5) Maledetti, si parlano tra loro. “Un sistema dell’informazione e di interscambio delle opinioni ormai dominato dalle reti social anziché dai media”, scrive Massimo Gaggi. Disperato per le vittorie delle Brexit, dei Trump e da quella probabile del No, l’ottima firma corrierirsta se ne esce con una imprecazione sostanzialmente di questo tipo: “Maledetti puzzoni, analfabeti! Parlano tra di loro!”
6) Je ne sui pas Montì. “Con il No ci sarà una nuova soluzione ‘alla Monti’”, dice Matteo Renzi alla Repubblica. Che cosa intende? Un nuovo presidente eletto senza un vero mandato dei cittadini e magari neanche parlamentare, sostenuto formalmente da maggioranze trasformistiche ma sostanzialmente da “autorità neutre” ben collegate innanzi tutto agli Stati Uniti tipo Mario Draghi e Raffaele Cantone?
7) Non è che la Boschi sia cattiva. “Solo il Partito democratico consente ad altri quello che noi consentiamo”, così Ilaria Bonaccorsi riporta su Left una frase di Maria Elena Boschi a Zurigo. Secondo l’esponente della sinistra radicale, redattrice di Left, la Boschi riterrebbe di essere speciale perché “consente” “ai poveracci come noi di intervenire ai dibattiti”. “Consente” la democrazia dunque. Evidentemente questo è il suo concetto di democrazia. Una concessione. Dall’alto. “Non è cattiva, lo ripeto spesso in redazione scherzando, è che proprio la democrazia non la capisce, troppo faticosa, troppo lenta” commenta ancora la Bonaccorsi. Che aggiungere?
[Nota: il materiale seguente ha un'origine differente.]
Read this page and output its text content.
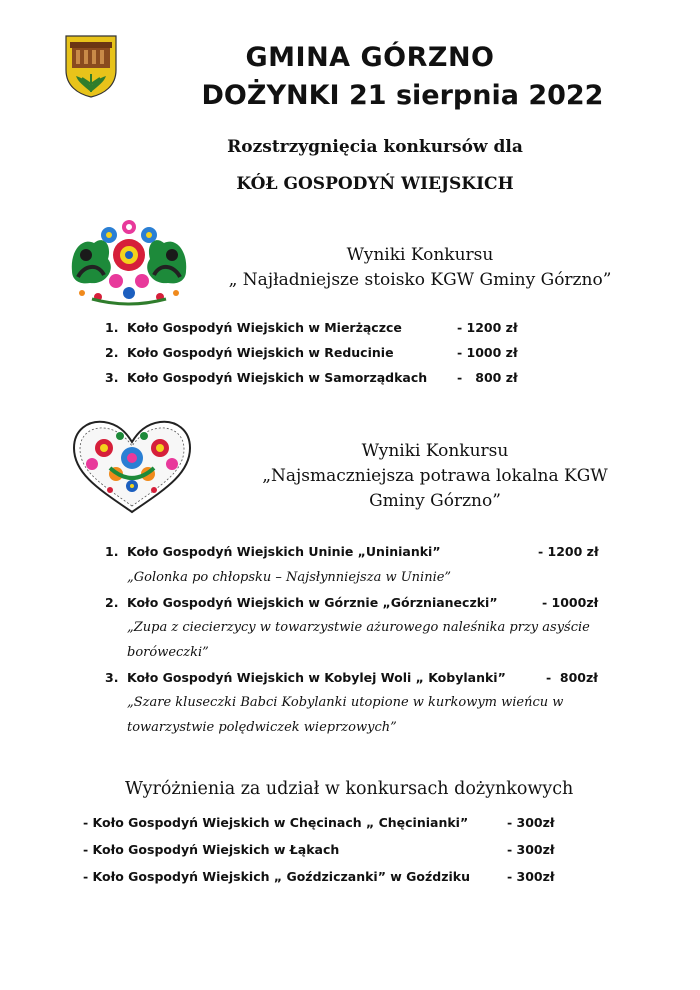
GMINA GÓRZNO
DOŻYNKI 21 sierpnia 2022
Rozstrzygnięcia konkursów dla
KÓŁ GOSPODYŃ WIEJSKICH
Wyniki Konkursu
„ Najładniejsze stoisko KGW Gminy Górzno”
1. Koło Gospodyń Wiejskich w Mierżączce	- 1200 zł
2. Koło Gospodyń Wiejskich w Reducinie	- 1000 zł
3. Koło Gospodyń Wiejskich w Samorządkach -   800 zł
Wyniki Konkursu
„Najsmaczniejsza potrawa lokalna KGW
Gminy Górzno”
1. Koło Gospodyń Wiejskich Uninie „Uninianki”	- 1200 zł
„Golonka po chłopsku – Najsłynniejsza w Uninie”
2. Koło Gospodyń Wiejskich w Górznie „Górznianeczki”	- 1000zł
„Zupa z ciecierzycy w towarzystwie ażurowego naleśnika przy asyście
boróweczki”
3. Koło Gospodyń Wiejskich w Kobylej Woli „ Kobylanki”	-  800zł
„Szare kluseczki Babci Kobylanki utopione w kurkowym wieńcu w
towarzystwie polędwiczek wieprzowych”
Wyróżnienia za udział w konkursach dożynkowych
- Koło Gospodyń Wiejskich w Chęcinach „ Chęcinianki”	- 300zł
- Koło Gospodyń Wiejskich w Łąkach	- 300zł
- Koło Gospodyń Wiejskich „ Goździczanki” w Goździku	- 300zł
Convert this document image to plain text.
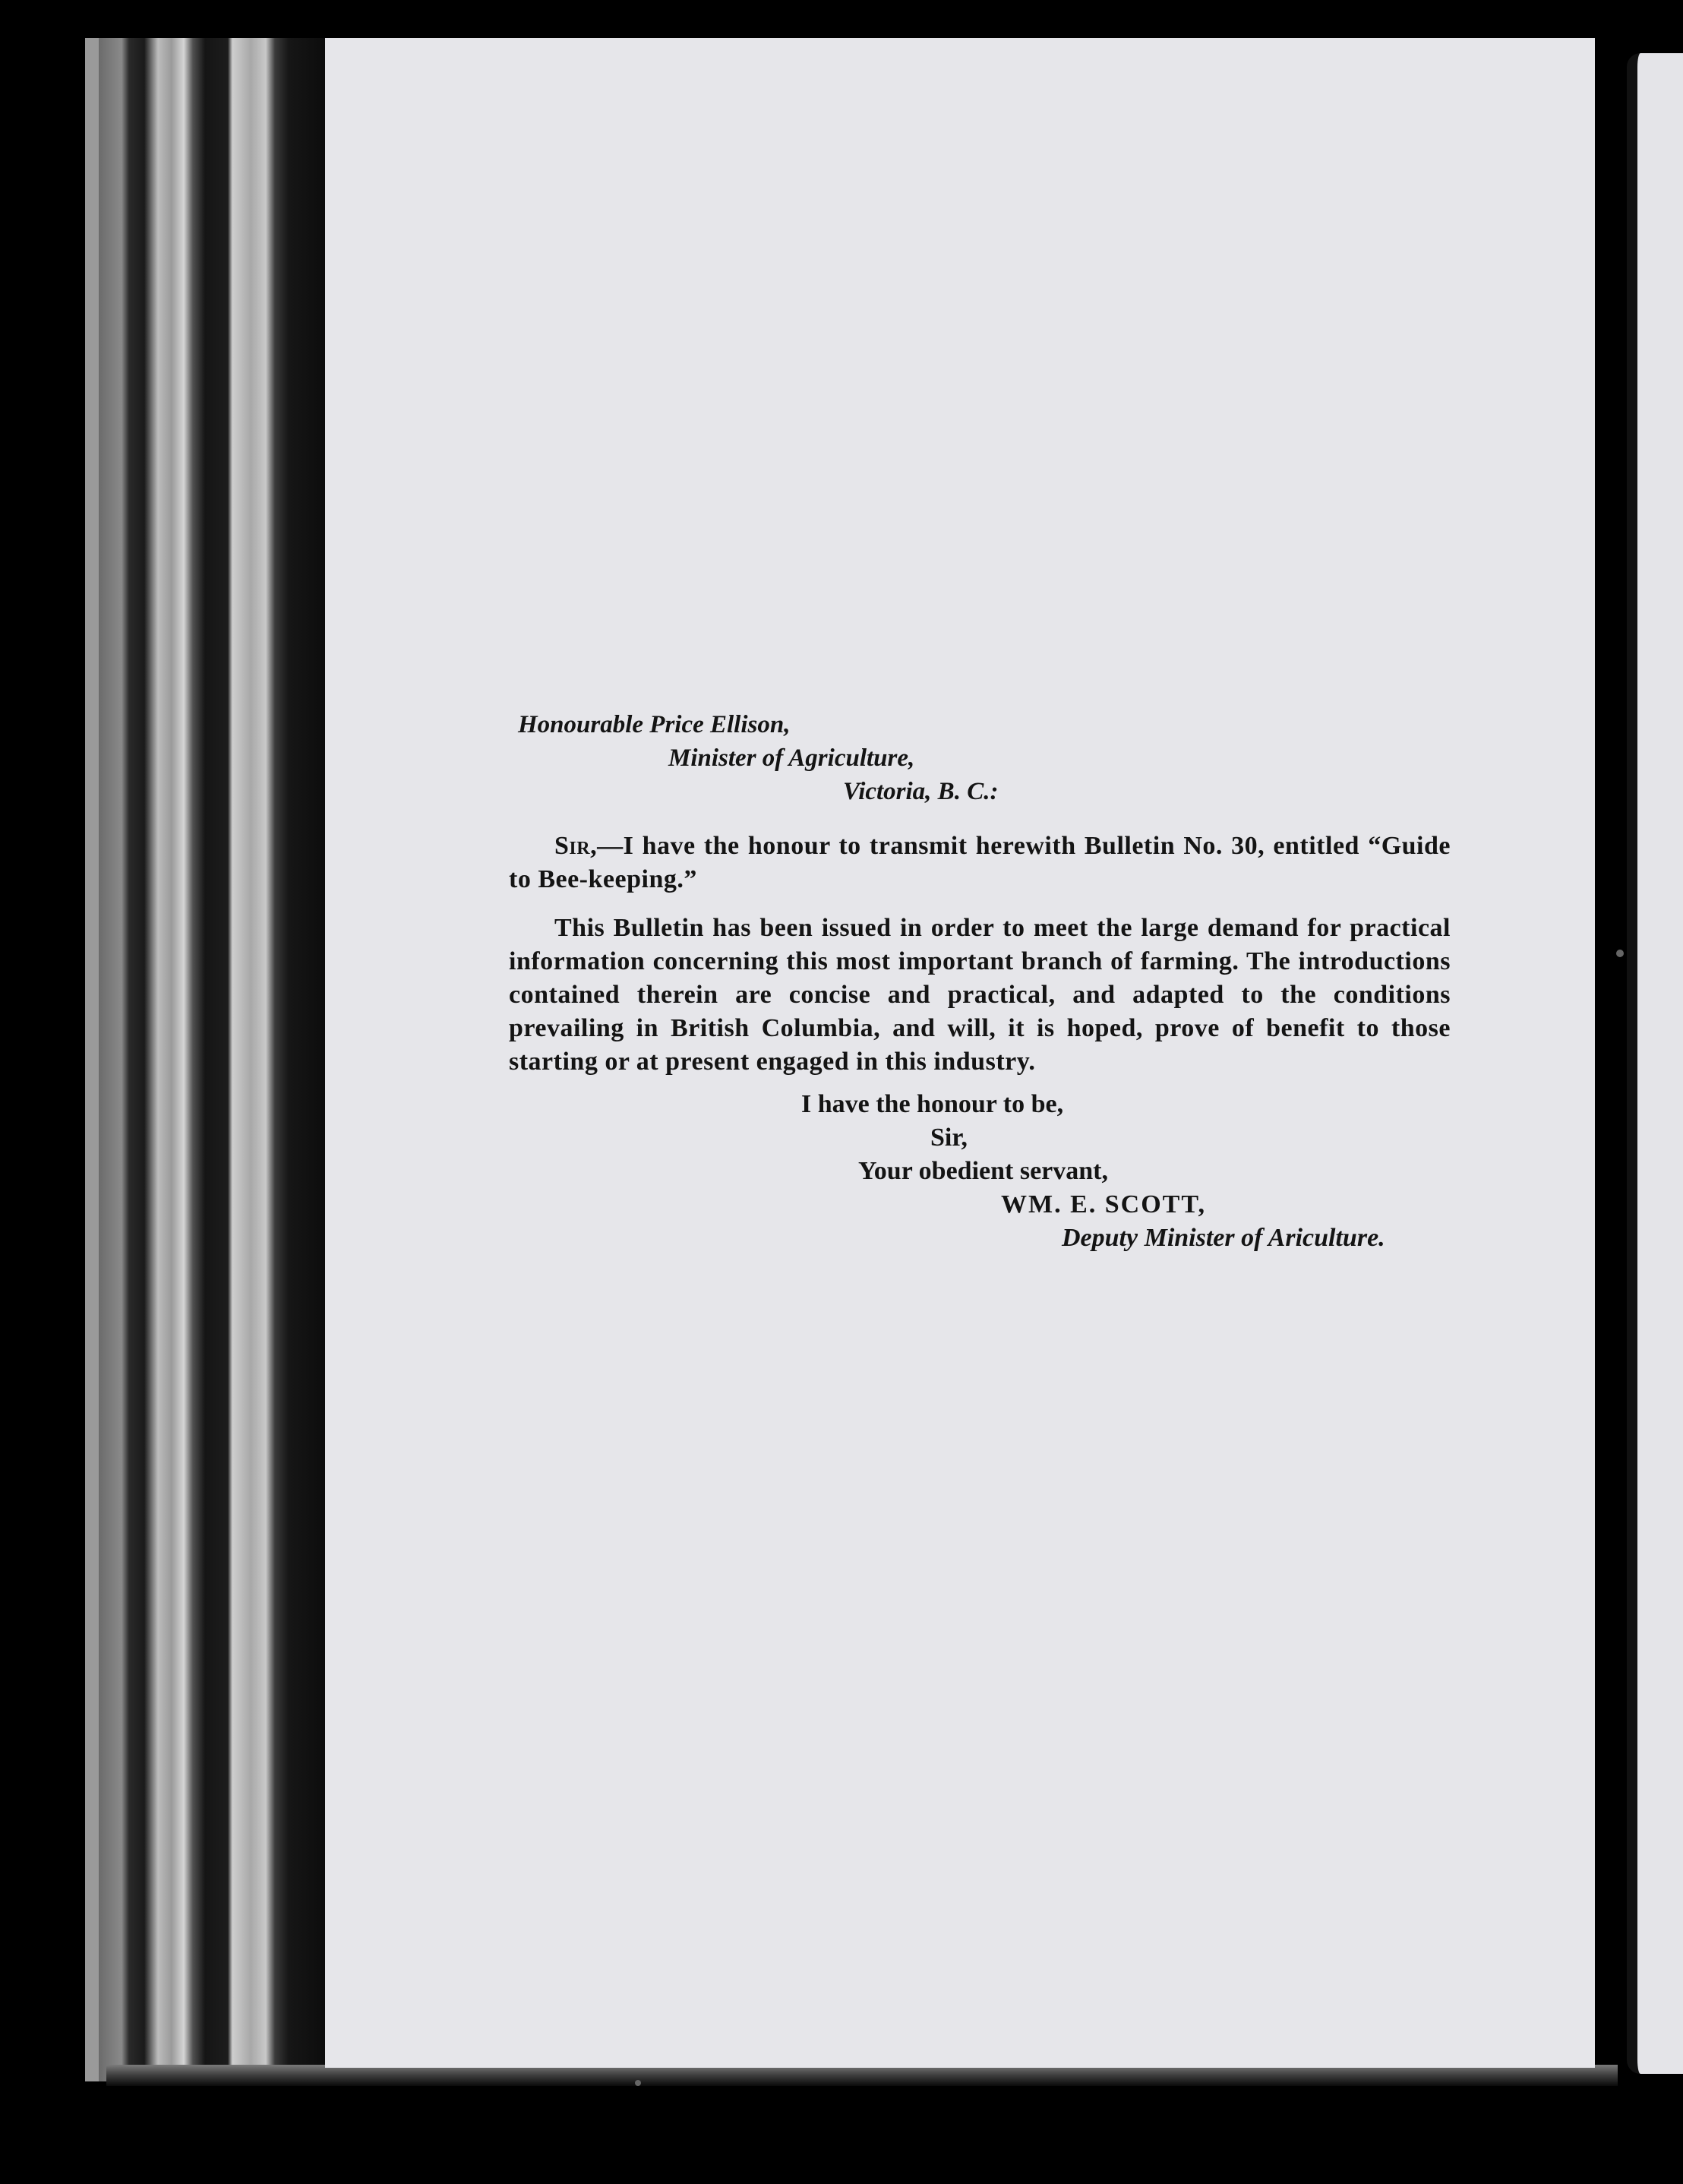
Honourable Price Ellison,
Minister of Agriculture,
Victoria, B. C.:

Sir,—I have the honour to transmit herewith Bulletin No. 30, entitled “Guide to Bee-keeping.”

This Bulletin has been issued in order to meet the large demand for practical information concerning this most important branch of farming. The introductions contained therein are concise and practical, and adapted to the conditions prevailing in British Columbia, and will, it is hoped, prove of benefit to those starting or at present engaged in this industry.

I have the honour to be,
Sir,
Your obedient servant,
WM. E. SCOTT,
Deputy Minister of Ariculture.
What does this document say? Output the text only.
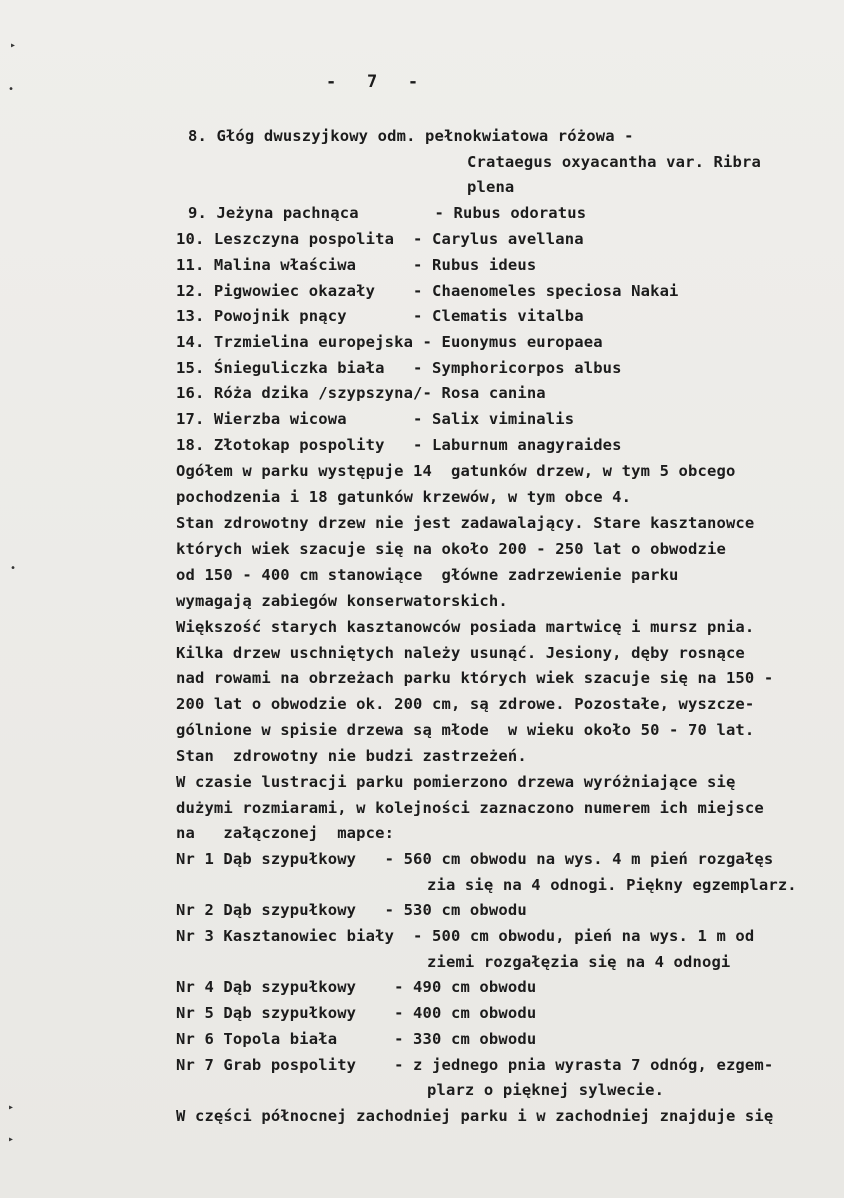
▸
•
•
▸
▸
-   7   -
8. Głóg dwuszyjkowy odm. pełnokwiatowa różowa -
Crataegus oxyacantha var. Ribra
plena
9. Jeżyna pachnąca        - Rubus odoratus
10. Leszczyna pospolita  - Carylus avellana
11. Malina właściwa      - Rubus ideus
12. Pigwowiec okazały    - Chaenomeles speciosa Nakai
13. Powojnik pnący       - Clematis vitalba
14. Trzmielina europejska - Euonymus europaea
15. Śnieguliczka biała   - Symphoricorpos albus
16. Róża dzika /szypszyna/- Rosa canina
17. Wierzba wicowa       - Salix viminalis
18. Złotokap pospolity   - Laburnum anagyraides
Ogółem w parku występuje 14  gatunków drzew, w tym 5 obcego
pochodzenia i 18 gatunków krzewów, w tym obce 4.
Stan zdrowotny drzew nie jest zadawalający. Stare kasztanowce
których wiek szacuje się na około 200 - 250 lat o obwodzie
od 150 - 400 cm stanowiące  główne zadrzewienie parku
wymagają zabiegów konserwatorskich.
Większość starych kasztanowców posiada martwicę i mursz pnia.
Kilka drzew uschniętych należy usunąć. Jesiony, dęby rosnące
nad rowami na obrzeżach parku których wiek szacuje się na 150 -
200 lat o obwodzie ok. 200 cm, są zdrowe. Pozostałe, wyszcze-
gólnione w spisie drzewa są młode  w wieku około 50 - 70 lat.
Stan  zdrowotny nie budzi zastrzeżeń.
W czasie lustracji parku pomierzono drzewa wyróżniające się
dużymi rozmiarami, w kolejności zaznaczono numerem ich miejsce
na   załączonej  mapce:
Nr 1 Dąb szypułkowy   - 560 cm obwodu na wys. 4 m pień rozgałęs
zia się na 4 odnogi. Piękny egzemplarz.
Nr 2 Dąb szypułkowy   - 530 cm obwodu
Nr 3 Kasztanowiec biały  - 500 cm obwodu, pień na wys. 1 m od
ziemi rozgałęzia się na 4 odnogi
Nr 4 Dąb szypułkowy    - 490 cm obwodu
Nr 5 Dąb szypułkowy    - 400 cm obwodu
Nr 6 Topola biała      - 330 cm obwodu
Nr 7 Grab pospolity    - z jednego pnia wyrasta 7 odnóg, ezgem-
plarz o pięknej sylwecie.
W części północnej zachodniej parku i w zachodniej znajduje się
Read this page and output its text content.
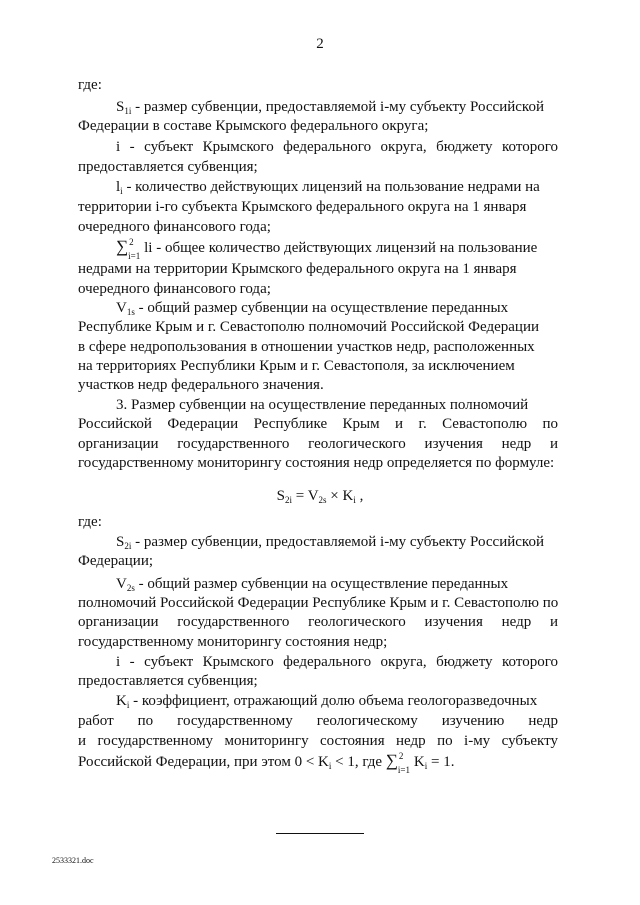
2
где:
$S_{1i}$ - размер субвенции, предоставляемой i-му субъекту Российской
Федерации в составе Крымского федерального округа;
i - субъект Крымского федерального округа, бюджету которого
предоставляется субвенция;
$l_i$ - количество действующих лицензий на пользование недрами на
территории i-го субъекта Крымского федерального округа на 1 января
очередного финансового года;
∑ 2
i=1 li - общее количество действующих лицензий на пользование
недрами на территории Крымского федерального округа на 1 января
очередного финансового года;
$V_{1s}$ - общий размер субвенции на осуществление переданных
Республике Крым и г. Севастополю полномочий Российской Федерации
в сфере недропользования в отношении участков недр, расположенных
на территориях Республики Крым и г. Севастополя, за исключением
участков недр федерального значения.
3. Размер субвенции на осуществление переданных полномочий
Российской Федерации Республике Крым и г. Севастополю по
организации государственного геологического изучения недр и
государственному мониторингу состояния недр определяется по формуле:
$S_{2i} = V_{2s} \times K_i$ ,
где:
$S_{2i}$ - размер субвенции, предоставляемой i-му субъекту Российской
Федерации;
$V_{2s}$ - общий размер субвенции на осуществление переданных
полномочий Российской Федерации Республике Крым и г. Севастополю по
организации государственного геологического изучения недр и
государственному мониторингу состояния недр;
i - субъект Крымского федерального округа, бюджету которого
предоставляется субвенция;
$K_i$ - коэффициент, отражающий долю объема геологоразведочных
работ по государственному геологическому изучению недр
и государственному мониторингу состояния недр по i-му субъекту
Российской Федерации, при этом $0 < K_i < 1$, где ∑ 2
i=1 $K_i = 1$.
2533321.doc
8) Che se ne stiano al loro posto ‘sti ‘damnés de la terre’. “Il punto fondamentale del voto del 4 dicembre sta tutto qui: da una parte l’accozzaglia che mai e poi mai sarà capace di offrire un governo al Paese, dall’altra il governo del Paese”, Fabrizio Rondolino sull’Unità spiega come il 4 dicembre si voti sul governo. Benissimo l’unico avvertimento è nel non esagerare nel distribuire titoli come “accozzaglie”, “depolarables”. Non che non sia elegante. E che non spieghi con precisione che all’esibizione delle supreme arroganze #BastaunSì. Rondolino però dovrebbe ricordarsi di venire da una tradizione che sa bene come a un certo punto “les damnés de la terre” possano incazzarsi di brutto.
9) C’è anche il momento dell’ascolto. “La politica studia le tecniche di comunicazione? E le tecniche di ascolto?”, scrive Michele Serra sulla Repubblica. Come tutti noi che ci avviamo verso i settanta anche Serra deve essere stato avvicinato da quelli di Amplifon e tiene a farcelo sapere.
10) Dagli amici mi guardo io, ma da Renzi? “Solo essersi agganciato a quelli di JpMorgan nella partita Montepaschi gli ha consentito di tenersi aperto un minimo canale di comunicazione. Anche perché Nagel contemporaneamente ha lavorato su un altro fronte, quello del rapporto con Vincent Bollorè, che per sua disgrazia lo ha messo in cattiva luce con il vendicativo e rancoroso inquilino di Palazzo Chigi”, così su Lettera 43 sotto lo pseudonimo di Occhio di lince si prendono le misure all’amministratore delegato di Mediobanca. Se su un sito Internet molto amico (e molto informato sui suoi arcana imperi) del renzismo, si descrive un presidente del Consiglio così vendicativo e rancoroso, chissà come deve essere davvero.